Still puzzled, Kesbe came alongside the aronan and stroked it while Imiya deftly attached the clay artifact to its rear leg. It dawned on her what the boy was doing as he frowned and repositioned the ballast cylinder further outboard along the limb segment. She wanted to kick herself for letting her emotions so overwhelm her pilot’s training to make her forget the fundamental requirements of weight and balance. A center-of-gravity correction was all her aronan needed.
With a sharp grin at her, the boy secured the counterweight then attached and adjusted a similar one on the flier’s offside leg to match. He boosted her aboard. Soon she was aloft once more, this time hovering straight and level. She couldn’t suppress a whoop of triumph, which startled her mount into a climb like a high-velocity lift. Imiya’s upturned face was suddenly ten meters below her.
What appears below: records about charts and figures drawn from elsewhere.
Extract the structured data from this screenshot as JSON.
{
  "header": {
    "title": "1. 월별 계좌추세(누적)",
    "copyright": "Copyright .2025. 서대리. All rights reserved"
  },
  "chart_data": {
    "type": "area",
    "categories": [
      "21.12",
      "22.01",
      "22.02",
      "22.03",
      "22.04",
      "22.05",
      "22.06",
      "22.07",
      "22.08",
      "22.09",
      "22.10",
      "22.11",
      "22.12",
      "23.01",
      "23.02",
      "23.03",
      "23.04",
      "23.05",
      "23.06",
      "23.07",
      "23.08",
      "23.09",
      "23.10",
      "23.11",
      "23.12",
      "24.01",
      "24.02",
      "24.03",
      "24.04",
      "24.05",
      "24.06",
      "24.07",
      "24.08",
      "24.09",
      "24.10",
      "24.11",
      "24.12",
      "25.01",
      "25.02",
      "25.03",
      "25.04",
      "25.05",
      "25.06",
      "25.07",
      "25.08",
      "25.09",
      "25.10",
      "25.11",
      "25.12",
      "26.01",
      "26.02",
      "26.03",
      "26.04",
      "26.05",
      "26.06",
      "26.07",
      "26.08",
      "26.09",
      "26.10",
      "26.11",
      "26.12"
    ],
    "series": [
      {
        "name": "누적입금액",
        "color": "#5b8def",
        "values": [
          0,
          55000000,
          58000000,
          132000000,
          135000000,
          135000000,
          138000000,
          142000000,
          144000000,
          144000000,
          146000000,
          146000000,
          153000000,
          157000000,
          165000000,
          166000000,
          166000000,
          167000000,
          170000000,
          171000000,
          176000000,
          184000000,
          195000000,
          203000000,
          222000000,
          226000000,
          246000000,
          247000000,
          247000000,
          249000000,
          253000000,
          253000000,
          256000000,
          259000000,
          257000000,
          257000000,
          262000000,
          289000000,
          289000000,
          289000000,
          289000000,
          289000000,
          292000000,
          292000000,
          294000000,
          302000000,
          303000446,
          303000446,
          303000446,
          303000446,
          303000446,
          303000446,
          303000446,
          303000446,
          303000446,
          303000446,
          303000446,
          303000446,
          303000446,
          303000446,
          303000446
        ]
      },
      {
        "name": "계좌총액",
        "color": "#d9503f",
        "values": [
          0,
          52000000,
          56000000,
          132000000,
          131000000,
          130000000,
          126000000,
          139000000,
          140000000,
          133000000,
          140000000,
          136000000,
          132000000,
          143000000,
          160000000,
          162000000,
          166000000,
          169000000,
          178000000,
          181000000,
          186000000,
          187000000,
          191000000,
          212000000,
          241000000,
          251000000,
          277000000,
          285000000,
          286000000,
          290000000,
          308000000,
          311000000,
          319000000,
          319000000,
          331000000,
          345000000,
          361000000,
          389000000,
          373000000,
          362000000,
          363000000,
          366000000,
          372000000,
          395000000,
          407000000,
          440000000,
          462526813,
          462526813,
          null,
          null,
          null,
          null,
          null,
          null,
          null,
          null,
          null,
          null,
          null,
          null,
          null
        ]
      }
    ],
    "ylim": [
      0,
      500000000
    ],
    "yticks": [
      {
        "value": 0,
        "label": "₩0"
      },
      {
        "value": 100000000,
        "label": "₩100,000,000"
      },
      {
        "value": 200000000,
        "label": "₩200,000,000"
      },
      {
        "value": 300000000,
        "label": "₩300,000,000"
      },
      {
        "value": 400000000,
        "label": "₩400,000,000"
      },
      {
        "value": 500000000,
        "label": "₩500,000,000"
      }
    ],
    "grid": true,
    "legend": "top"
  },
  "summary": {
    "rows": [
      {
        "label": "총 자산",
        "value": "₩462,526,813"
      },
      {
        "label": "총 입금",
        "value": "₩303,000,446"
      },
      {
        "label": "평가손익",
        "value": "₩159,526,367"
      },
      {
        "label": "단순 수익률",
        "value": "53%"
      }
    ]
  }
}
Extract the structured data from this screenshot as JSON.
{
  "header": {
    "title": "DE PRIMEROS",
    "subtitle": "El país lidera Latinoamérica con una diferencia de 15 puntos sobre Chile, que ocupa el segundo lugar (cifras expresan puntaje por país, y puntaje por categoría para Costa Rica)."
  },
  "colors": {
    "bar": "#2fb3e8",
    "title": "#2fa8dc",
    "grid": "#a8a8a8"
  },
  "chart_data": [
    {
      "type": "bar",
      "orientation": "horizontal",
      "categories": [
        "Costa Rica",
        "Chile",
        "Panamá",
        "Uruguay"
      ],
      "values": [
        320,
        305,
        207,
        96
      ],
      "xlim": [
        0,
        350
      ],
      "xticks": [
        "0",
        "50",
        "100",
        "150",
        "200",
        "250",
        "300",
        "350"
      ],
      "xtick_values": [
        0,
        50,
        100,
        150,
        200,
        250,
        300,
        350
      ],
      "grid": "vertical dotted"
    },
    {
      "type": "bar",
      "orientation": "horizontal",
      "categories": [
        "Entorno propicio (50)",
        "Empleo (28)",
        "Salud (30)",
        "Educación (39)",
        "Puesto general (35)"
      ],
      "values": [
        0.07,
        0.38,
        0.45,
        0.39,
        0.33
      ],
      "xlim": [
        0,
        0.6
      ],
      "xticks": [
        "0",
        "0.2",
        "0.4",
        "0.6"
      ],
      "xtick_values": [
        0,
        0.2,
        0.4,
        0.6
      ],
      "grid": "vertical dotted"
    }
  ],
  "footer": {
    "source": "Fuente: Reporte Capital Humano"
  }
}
Kesbe’s panic turned to exhilaration as she filled her lungs with gulps of air. She shook her head at Imiya, who was beckoning her down. No! I want to stay up here. She saw him scowl, shrug and let his hands fall to his sides. She imagined what he was thinking. All right, let this crazy woman go too high, fall off and kill herself. It’s not my problem.
It sobered her a little. Aloft, the aronan seemed even less substantial than it did on the ground. Kesbe felt as though she were sitting in mid-air, exposed to the whims of wind or gravity. Even the flimsiest of ultralight aircraft offered at least a harness. The realization that there was nothing to save her from toppling off made the ten meter height feel greater. It was better, she decided, if she didn’t look down. She concentrated on pressing her knees into the mat of bristles that covered the aronan’s thorax.